La cerimonia si è svolta a Roma al Teatro India nell’ambito dei Fabrique du Cinéma Awards e ha completato l’edizione di quest’anno del Premio Solinas dopo i giorni alla Maddalena a fine settembre quando l’attenzione si è concentrata sui soggetti dei finalisti. Da allora Tetti e Pisanu hanno continuato a lavorare sul loro progetto e la sceneggiatura si è aggiudicata il prestigioso riconoscimento nato trentadue anni fa, su iniziativa di Felice Laudadio e Gian Maria Volonté, per omaggiare il grande autore sardo Franco Solinas scomparso prematuramente nel 1982 dopo aver firmato nella sua carriera capolavori come “La battaglia di Algeri” diretto da Gillo Pontecorvo. Quattromilacinquecento euro l’assegno per i due sassaresi, metà del montepremi visto la divisione con l’ex aequo, ma soprattutto una spinta ancora maggiore verso la realizzazione del film. Per portare sullo schermo «la storia di un incontro tra due solitudini, il ricongiungimento difficile tra un padre e una figlia, l’ultima occasione di un uomo alla deriva, che ha più passato che futuro».

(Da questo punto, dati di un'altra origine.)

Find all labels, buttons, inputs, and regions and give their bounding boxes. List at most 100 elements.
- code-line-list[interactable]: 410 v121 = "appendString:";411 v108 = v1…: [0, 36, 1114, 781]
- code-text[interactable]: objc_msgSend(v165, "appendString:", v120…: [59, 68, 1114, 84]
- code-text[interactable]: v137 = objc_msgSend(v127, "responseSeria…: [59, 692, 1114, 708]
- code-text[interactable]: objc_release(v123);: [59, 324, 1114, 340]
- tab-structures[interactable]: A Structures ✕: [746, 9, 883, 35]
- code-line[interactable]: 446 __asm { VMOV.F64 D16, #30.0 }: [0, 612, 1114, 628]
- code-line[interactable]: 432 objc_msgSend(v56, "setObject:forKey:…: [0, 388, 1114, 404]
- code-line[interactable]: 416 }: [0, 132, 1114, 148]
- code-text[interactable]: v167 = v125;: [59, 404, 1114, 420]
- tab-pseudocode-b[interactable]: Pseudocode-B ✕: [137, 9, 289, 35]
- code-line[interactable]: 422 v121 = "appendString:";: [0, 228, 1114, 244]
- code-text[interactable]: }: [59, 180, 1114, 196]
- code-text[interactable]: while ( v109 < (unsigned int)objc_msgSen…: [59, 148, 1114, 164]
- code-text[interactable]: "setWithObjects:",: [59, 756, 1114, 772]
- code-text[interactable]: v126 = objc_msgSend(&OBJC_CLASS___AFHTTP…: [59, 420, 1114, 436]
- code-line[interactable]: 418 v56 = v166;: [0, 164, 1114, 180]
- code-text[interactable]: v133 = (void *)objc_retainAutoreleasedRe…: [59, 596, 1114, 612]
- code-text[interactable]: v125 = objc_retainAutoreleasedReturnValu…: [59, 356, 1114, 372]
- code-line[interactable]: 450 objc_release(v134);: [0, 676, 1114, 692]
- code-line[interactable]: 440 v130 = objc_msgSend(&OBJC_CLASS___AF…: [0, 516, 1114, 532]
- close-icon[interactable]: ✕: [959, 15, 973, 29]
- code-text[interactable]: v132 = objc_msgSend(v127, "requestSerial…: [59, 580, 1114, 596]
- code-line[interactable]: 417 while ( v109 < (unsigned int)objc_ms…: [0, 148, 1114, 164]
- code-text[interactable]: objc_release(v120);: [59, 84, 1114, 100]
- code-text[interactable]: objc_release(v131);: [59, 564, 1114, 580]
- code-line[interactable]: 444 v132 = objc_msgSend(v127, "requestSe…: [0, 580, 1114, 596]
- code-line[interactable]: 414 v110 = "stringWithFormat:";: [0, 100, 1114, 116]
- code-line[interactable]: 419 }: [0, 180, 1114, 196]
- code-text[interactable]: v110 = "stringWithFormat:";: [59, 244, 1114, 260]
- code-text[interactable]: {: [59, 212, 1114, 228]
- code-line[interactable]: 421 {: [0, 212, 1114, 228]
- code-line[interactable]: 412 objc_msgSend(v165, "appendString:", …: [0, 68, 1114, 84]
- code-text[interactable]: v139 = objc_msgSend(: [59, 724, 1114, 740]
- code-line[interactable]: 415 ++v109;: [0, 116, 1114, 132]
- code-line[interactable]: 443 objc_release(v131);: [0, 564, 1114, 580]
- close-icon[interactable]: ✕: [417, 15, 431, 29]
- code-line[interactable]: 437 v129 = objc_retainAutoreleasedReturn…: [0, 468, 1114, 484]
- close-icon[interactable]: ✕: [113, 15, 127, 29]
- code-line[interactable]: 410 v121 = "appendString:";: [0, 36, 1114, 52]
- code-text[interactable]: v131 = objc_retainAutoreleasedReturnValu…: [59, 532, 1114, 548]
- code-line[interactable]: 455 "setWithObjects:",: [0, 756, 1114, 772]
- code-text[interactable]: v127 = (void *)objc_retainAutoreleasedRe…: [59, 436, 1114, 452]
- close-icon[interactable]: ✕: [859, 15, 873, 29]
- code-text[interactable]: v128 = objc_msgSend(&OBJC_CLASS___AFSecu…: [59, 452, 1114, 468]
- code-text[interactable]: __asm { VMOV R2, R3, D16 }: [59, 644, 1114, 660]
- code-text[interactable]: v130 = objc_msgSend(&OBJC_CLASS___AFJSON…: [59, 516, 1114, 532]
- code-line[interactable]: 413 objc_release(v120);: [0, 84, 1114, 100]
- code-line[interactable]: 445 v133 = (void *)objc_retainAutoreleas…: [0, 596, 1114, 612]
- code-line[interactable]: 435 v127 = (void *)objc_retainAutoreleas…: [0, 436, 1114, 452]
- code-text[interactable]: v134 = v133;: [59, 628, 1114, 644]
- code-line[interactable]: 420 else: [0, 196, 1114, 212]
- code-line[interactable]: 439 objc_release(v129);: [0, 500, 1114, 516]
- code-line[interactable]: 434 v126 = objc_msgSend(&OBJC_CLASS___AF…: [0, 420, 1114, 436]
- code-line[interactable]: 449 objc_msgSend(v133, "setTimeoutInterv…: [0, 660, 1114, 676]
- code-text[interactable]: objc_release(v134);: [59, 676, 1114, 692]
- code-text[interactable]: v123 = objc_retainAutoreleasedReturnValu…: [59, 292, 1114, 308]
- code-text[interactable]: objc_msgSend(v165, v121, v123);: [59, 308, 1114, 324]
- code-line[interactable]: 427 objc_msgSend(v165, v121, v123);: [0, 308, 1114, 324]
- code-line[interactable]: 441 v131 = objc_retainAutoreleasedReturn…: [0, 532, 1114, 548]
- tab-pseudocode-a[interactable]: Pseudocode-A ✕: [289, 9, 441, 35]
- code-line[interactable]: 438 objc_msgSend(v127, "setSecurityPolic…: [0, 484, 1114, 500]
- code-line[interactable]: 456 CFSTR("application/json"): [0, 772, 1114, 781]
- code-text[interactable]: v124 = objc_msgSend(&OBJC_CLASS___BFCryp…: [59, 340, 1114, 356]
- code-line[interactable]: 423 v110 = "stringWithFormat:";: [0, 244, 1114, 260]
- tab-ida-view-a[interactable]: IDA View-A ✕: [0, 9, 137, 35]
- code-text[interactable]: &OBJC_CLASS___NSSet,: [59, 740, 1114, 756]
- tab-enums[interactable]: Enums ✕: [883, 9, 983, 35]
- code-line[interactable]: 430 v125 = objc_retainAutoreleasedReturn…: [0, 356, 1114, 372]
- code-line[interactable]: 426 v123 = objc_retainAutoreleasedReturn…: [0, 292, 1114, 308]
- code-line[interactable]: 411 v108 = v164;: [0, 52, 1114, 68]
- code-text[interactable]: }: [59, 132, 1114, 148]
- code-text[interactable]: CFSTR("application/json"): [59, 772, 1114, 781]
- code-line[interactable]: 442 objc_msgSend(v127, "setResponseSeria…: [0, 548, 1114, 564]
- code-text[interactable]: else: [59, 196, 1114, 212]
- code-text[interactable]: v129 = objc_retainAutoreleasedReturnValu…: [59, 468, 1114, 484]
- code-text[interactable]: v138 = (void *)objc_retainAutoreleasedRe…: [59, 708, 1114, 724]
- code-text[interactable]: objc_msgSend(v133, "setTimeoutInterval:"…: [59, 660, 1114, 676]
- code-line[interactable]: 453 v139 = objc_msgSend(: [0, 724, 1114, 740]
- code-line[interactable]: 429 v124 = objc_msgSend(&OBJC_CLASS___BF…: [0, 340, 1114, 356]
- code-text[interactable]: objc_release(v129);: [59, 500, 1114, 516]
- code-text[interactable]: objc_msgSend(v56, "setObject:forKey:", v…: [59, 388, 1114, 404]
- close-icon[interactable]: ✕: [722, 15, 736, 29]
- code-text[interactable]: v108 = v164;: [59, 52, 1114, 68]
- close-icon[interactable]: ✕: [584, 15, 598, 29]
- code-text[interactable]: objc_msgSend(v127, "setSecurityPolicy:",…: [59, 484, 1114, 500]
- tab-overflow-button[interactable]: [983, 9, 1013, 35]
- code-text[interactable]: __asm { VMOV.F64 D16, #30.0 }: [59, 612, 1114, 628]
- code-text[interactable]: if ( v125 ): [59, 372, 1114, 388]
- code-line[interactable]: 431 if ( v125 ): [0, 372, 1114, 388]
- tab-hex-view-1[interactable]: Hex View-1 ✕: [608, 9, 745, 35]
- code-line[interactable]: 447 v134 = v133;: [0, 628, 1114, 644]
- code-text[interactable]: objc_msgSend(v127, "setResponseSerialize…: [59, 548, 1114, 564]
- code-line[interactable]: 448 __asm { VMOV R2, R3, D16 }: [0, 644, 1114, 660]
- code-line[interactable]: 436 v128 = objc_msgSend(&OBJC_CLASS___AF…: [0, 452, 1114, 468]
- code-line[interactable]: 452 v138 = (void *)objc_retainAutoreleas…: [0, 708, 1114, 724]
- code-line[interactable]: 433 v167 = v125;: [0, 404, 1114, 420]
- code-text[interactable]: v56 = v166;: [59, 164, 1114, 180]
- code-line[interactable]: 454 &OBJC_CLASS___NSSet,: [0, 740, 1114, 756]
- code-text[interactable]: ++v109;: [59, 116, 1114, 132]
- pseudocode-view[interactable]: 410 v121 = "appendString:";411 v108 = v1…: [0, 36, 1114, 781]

Così gli autori presentano “Tutti i cani muoiono soli”, progetto nato da un’idea di Paolo Pisanu pronto a esordire alla regia dopo aver lavorato anche come assistente di Bonifacio Angius per “Ovunque proteggimi”, il lungometraggio in questo momento nelle sale scritto dal regista insieme con Gianni Tetti. Non una coincidenza. Forse è esagerato dirlo, ma sembrano segnali di un interessante sviluppo cinematografico a Sassari. Di una voglia, e di una capacità, di raccontare persone-personaggi di una città di provincia in modo estremamente contemporaneo.

La storia di “Tutti i cani muoiono soli” è ambientata in inverno. «Sassari, dal centro storico alla periferia, e Platamona i luoghi principali», spiegano i neo vincitori del Solinas. Il protagonista è Rudi, un uomo sulla sessantina che vive di piccoli crimini. Buona parte della vita l’ha passata da solo, una scelta, una necessità per l’esistenza che ha deciso per sé. Temuto e rispettato, sa tutto del suo piccolo mondo. Ma non sa che le cose che ti lasci alle spalle, a volte ti raggiungono, si aggrappano a te, ti investono. Quando dovrà occuparsi di sua figlia Susanna, rimasta sola e malata, sarà costretto a fare i conti con se stesso. Così si legge nella sinossi della sceneggiatura.

«Nel rappresentare la sofferenza e i sentimenti dei nostri personaggi – sottolineano Tetti e Pisanu – c’è la volontà di estendere la loro anima e di mostrarla all’umanità intera, quell’umanità da cui non si può fuggire, che sembra inseguirli in ogni anfratto dei loro pensieri, che li perseguita presentandogli il conto delle loro sfortune e della loro inadeguatezza, che li giudica a ogni passo. La volontà di parlare di sentimenti comuni a tutti gli spettatori».

Rappresentare, ma non giudicare. Questo uno dei punti fondamentali del discorso dei due autori: «Se è vero che il cinema deve raccontare il mondo, il nostro, di mondo, non ha né buoni né cattivi, ma solo uomini e donne perennemente alle prese con l’esistenza che gli è toccato di vivere. Una riflessione che parte da noi stessi, da quando ci siamo così resi conto che Rudi racchiudeva, in fondo, anche le nostre paure. La paura di invecchiare soli, di perdere gli affetti, di diventare inutili, di non poter espiare le nostre colpe, di vedere sfuggire la vita di un figlio dalle mani».